British businessman (born 1971)

Ian David Gorham (born 30 November 1971) is a British businessman. He was the chief executive (CEO) of Hargreaves Lansdown plc, a British financial service company from 2010 to 2017. Since 2017 he has been a stock market and fund investor and owner of businesses including Skyline Chess, Midgap Properties and Cookalong Kitchen.

==Early life==
He has a bachelor's degree in economics from the University of Warwick.

==Career==
He was CEO of Hargreaves Lansdown since September 2010, having joined in September 2009 as chief operating officer.
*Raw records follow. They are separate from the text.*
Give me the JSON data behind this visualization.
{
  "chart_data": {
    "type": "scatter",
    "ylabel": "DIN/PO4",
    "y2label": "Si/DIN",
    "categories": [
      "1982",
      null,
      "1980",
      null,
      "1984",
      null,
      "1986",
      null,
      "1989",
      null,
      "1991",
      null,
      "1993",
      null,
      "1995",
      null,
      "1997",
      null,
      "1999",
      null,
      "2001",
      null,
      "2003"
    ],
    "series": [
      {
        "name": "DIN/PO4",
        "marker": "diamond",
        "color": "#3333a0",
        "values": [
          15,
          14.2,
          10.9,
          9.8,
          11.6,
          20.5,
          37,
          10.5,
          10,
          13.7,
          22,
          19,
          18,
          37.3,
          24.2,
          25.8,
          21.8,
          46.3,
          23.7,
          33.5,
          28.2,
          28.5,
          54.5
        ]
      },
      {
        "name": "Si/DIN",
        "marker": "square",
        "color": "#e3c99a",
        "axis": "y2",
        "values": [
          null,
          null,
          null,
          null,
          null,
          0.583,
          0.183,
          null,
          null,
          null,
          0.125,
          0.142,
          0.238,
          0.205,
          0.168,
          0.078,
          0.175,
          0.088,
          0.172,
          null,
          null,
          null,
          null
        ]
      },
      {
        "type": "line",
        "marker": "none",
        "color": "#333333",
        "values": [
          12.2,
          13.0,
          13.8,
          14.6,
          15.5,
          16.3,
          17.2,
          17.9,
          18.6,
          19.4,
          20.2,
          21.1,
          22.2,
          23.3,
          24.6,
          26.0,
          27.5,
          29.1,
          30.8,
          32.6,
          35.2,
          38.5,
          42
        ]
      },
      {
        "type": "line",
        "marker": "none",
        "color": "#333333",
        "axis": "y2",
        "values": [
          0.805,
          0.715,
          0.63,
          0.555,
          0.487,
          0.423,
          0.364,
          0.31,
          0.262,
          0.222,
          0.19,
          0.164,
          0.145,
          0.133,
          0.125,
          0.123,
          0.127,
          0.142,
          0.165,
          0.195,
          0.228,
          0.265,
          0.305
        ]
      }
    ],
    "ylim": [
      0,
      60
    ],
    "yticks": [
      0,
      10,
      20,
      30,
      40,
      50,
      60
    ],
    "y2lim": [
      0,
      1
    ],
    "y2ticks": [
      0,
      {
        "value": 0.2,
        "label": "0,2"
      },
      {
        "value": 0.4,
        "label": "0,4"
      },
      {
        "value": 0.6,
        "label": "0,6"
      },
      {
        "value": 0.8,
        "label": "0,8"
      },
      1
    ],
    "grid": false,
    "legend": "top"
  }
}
He qualified as a chartered accountant in 1996. Previously he helped build Deloitte's financial services operations and from September 2003 – September 2009, worked for Grant Thornton International, rising to Partner and Head of their UK financial services business.

In September 2016, it was announced that Gorham would step down as CEO of Hargreaves Lansdown by September 2017, and would be succeeded by Chris Hill.